[benrbray]

Wikipedia is can actually be a great source of high-quality mathematical exposition. It is often not the best source, but I often use it as a jumping-off point for learning about advanced topics. It helps me turn "unknown-unknowns" into "known-unknowns".

[jacobolus]

The key words here are can be. Some mathematics articles are high quality, but most are somewhere between completely inadequate and blandly mediocre. If you click through all of the math-related wiki-links in even the best mathematical articles, at least half of them are going to be a disappointment. Many articles are little more than a dry definition. In general articles are missing context, history, proofs, figures, references, .... Topics that dozens of top mathematicians focused decades-long careers on, for which there are multiple hundreds-of-pages-long excellent textbooks and dozens of papers describing the historical development, have a few measly paragraphs of text and no figures. Some high-level articles contain little more than a bullet list of wiki links. Biographies of mathematicians (except for a few exceptional famous people) generally have little to no mathematical content, and do not put work in context. Mathematicians writing in English (and some older ones in German/French) get coverage but there are huge gaps in biographies of e.g. Soviet mathematicians.

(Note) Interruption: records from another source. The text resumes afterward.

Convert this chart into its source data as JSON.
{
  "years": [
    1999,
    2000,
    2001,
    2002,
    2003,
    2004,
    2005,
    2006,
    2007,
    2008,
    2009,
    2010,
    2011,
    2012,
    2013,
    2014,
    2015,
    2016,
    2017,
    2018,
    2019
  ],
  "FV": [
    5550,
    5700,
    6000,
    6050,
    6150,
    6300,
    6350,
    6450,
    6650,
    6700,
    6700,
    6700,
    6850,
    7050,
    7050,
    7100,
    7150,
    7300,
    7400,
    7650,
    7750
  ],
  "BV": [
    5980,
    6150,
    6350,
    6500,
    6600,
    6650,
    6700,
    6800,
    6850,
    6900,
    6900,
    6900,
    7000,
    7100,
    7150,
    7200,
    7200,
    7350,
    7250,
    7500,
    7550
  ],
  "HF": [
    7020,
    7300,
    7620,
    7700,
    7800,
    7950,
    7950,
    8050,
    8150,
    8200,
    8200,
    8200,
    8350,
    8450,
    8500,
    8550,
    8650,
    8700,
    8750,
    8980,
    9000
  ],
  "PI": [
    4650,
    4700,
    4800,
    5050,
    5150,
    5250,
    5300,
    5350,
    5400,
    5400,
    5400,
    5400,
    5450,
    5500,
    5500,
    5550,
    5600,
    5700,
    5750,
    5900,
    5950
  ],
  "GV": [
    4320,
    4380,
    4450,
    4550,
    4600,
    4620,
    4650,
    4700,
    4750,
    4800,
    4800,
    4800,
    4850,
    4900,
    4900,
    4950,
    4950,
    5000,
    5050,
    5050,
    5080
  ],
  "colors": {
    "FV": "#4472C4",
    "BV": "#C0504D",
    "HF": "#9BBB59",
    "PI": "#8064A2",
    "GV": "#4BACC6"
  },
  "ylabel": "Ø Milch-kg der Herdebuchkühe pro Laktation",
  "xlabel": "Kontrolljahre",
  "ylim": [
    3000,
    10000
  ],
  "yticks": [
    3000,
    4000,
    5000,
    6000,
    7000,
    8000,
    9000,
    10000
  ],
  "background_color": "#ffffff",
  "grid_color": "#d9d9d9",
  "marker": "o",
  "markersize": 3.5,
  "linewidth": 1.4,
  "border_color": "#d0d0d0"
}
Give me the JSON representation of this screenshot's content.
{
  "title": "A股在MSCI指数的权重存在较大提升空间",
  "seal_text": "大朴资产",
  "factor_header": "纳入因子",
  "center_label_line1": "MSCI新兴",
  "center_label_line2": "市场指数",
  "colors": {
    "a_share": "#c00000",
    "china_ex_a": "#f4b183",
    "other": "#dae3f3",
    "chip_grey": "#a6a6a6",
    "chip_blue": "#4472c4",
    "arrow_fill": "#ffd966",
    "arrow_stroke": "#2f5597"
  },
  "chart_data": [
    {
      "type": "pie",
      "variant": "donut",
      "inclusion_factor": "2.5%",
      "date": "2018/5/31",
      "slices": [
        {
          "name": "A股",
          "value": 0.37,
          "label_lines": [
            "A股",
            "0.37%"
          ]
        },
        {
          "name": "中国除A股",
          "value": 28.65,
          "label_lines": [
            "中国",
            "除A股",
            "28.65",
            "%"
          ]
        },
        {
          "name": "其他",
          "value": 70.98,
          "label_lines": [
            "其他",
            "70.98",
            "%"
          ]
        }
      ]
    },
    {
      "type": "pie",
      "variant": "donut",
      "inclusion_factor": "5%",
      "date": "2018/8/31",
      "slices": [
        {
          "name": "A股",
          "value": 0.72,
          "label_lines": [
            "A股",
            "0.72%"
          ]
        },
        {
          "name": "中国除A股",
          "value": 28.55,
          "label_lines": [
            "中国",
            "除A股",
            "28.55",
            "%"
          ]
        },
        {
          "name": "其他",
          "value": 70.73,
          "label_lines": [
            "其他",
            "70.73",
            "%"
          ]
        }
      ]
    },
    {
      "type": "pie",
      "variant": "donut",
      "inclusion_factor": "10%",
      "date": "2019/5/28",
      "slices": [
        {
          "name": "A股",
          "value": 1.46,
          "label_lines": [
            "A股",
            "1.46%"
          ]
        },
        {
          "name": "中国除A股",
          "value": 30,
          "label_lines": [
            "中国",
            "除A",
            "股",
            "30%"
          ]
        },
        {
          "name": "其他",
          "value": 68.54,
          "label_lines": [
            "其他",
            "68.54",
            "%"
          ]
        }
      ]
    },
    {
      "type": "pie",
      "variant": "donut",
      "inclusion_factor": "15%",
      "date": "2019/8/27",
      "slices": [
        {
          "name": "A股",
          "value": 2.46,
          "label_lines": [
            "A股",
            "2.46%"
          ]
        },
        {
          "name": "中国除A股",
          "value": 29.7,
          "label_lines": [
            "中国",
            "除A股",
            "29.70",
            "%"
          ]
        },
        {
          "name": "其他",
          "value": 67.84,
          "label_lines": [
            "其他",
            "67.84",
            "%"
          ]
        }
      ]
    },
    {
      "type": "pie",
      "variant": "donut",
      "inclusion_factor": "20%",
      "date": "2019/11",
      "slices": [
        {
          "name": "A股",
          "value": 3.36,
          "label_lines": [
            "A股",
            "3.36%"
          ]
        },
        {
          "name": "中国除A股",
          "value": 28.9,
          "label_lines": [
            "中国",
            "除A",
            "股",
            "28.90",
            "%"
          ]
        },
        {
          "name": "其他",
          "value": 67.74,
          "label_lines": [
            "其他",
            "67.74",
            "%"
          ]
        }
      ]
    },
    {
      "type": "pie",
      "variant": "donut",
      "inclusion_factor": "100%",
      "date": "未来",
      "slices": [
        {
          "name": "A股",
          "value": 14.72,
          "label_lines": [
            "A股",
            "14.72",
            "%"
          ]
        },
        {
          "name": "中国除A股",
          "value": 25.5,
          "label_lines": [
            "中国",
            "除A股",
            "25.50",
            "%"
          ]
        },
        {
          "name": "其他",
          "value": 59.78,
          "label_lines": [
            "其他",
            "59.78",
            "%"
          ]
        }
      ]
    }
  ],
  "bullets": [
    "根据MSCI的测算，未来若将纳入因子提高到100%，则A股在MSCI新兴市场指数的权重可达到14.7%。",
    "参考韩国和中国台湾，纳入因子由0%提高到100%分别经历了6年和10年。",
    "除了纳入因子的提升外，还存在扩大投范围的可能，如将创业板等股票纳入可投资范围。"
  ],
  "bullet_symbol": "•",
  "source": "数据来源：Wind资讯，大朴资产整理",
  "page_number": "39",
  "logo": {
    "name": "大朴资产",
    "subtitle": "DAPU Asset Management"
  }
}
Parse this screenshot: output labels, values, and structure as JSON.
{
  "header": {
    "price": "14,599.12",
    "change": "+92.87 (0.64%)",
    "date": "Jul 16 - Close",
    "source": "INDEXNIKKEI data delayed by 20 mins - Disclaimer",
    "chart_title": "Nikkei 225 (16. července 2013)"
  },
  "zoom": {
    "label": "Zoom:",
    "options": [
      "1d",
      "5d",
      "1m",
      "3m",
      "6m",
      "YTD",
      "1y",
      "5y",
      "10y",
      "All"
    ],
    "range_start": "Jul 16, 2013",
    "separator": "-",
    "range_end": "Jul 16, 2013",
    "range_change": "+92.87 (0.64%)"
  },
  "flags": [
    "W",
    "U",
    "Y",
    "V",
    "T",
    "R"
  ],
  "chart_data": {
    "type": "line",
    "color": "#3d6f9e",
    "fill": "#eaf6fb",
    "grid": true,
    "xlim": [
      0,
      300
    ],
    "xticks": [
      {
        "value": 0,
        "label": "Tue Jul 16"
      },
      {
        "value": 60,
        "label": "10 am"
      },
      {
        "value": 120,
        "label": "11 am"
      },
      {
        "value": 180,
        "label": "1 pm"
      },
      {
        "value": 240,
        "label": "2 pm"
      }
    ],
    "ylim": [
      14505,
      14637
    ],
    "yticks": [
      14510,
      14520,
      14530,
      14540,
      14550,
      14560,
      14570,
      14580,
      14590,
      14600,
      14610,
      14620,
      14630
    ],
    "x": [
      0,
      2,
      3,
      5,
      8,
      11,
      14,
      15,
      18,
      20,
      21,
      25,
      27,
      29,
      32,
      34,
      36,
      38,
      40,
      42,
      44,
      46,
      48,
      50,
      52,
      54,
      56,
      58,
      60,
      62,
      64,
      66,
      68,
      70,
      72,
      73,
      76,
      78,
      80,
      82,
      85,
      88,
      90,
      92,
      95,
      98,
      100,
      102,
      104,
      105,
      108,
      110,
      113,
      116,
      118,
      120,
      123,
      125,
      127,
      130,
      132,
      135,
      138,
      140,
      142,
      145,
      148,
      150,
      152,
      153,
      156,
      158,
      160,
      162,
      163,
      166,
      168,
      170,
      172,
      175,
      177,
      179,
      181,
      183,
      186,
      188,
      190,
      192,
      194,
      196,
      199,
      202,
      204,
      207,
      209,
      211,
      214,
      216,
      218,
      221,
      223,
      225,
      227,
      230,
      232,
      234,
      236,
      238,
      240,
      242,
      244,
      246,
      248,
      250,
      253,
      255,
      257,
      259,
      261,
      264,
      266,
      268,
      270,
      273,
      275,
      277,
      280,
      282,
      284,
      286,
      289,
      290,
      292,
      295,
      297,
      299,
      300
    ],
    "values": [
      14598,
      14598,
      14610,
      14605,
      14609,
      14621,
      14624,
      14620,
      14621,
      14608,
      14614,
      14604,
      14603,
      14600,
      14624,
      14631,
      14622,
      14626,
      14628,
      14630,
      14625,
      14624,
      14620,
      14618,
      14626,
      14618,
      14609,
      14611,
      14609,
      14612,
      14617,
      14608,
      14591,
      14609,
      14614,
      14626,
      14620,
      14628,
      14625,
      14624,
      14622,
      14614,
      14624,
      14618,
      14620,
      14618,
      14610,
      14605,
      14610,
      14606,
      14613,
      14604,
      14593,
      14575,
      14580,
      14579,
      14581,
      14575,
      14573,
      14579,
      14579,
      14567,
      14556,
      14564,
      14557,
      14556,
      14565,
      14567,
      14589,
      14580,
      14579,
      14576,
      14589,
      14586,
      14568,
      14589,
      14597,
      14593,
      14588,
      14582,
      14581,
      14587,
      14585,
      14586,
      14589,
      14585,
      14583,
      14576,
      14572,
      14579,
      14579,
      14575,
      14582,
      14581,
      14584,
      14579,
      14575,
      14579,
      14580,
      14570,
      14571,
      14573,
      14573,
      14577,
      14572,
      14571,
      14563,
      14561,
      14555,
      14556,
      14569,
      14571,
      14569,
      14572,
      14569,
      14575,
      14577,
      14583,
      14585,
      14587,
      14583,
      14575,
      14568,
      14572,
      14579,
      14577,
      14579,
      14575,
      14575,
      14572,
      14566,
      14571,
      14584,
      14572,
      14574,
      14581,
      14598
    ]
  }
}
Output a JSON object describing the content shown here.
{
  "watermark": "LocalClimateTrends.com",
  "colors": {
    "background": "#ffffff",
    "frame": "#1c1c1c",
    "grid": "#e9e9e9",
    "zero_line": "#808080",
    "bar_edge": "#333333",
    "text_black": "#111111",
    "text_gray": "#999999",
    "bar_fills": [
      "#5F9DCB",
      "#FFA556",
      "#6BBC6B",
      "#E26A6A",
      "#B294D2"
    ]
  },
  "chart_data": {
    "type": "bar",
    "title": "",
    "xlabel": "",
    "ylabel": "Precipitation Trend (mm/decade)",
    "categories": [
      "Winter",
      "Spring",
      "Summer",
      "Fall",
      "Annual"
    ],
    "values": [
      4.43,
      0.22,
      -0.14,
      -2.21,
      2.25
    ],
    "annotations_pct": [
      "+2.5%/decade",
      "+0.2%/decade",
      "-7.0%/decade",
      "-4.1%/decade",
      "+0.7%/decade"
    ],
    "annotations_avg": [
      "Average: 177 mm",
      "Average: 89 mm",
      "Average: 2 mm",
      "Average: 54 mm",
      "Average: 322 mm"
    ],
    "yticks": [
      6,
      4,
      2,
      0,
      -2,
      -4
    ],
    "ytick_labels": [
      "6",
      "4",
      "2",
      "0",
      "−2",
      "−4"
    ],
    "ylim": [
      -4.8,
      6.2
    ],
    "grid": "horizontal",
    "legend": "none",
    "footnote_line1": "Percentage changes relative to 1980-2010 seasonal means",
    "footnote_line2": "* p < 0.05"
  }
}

The best coverage is probably of the content of typical secondary school / undergraduate math curriculum. But even then articles are often full of lists of trivia while neglecting motivation and central ideas.

The same is true for many other parts of Wikipedia though. Writing good Wikipedia articles takes a ton of work (research, organizing, writing, revising, drawing figures, building consensus with other editors, ...), and is a distributed volunteer effort, so the quality of material that does make it online is still surprisingly impressive.

[kragen]

If we can get those top mathematicians to license their textbooks and papers under CC0, CC-BY, or CC-BY-SA, we can incorporate their explanations and figures into Wikipedia.

[mateo1]

Collaborative encyclopedia writing with anonymous people on the internet turned out a lot better than expected in most cases, but writing correct and coherent mathematical proofs is not one of it's areas of success.

[krastanov]

I have not explored the English Wikipedia math proofs, but the ones on the French Wikipedia are absolutely outstanding.

[mateo1]

It could be because they are written by a single person and not edited often.

[SemanticStrengh]

Hi, sorry to hijack your comment but I saw in your description that you are a researcher in quantum computing. Slightly out of domain but I was wondering what you think about this cannonical quantization of gravity https://news.ycombinator.com/reply?id=31290590&goto=threads%... Feel free to ignore

[layer8]

One problem with mathematical articles on Wikipedia is that there’s no DAG structure to follow. You often end up running in circles trying to understand related concepts. For many mathematical definitions/objects/theorems there’s also a lack of motivation or rationale given. Why do we have that concept/theorem? How/where is it being used in practice?

[sshlocalhost98]

I had to agree with this. While Wikipedia doesn't necessarily provide a sound information, it does provide links to different topics, which honestly I had not idea how to 'google search'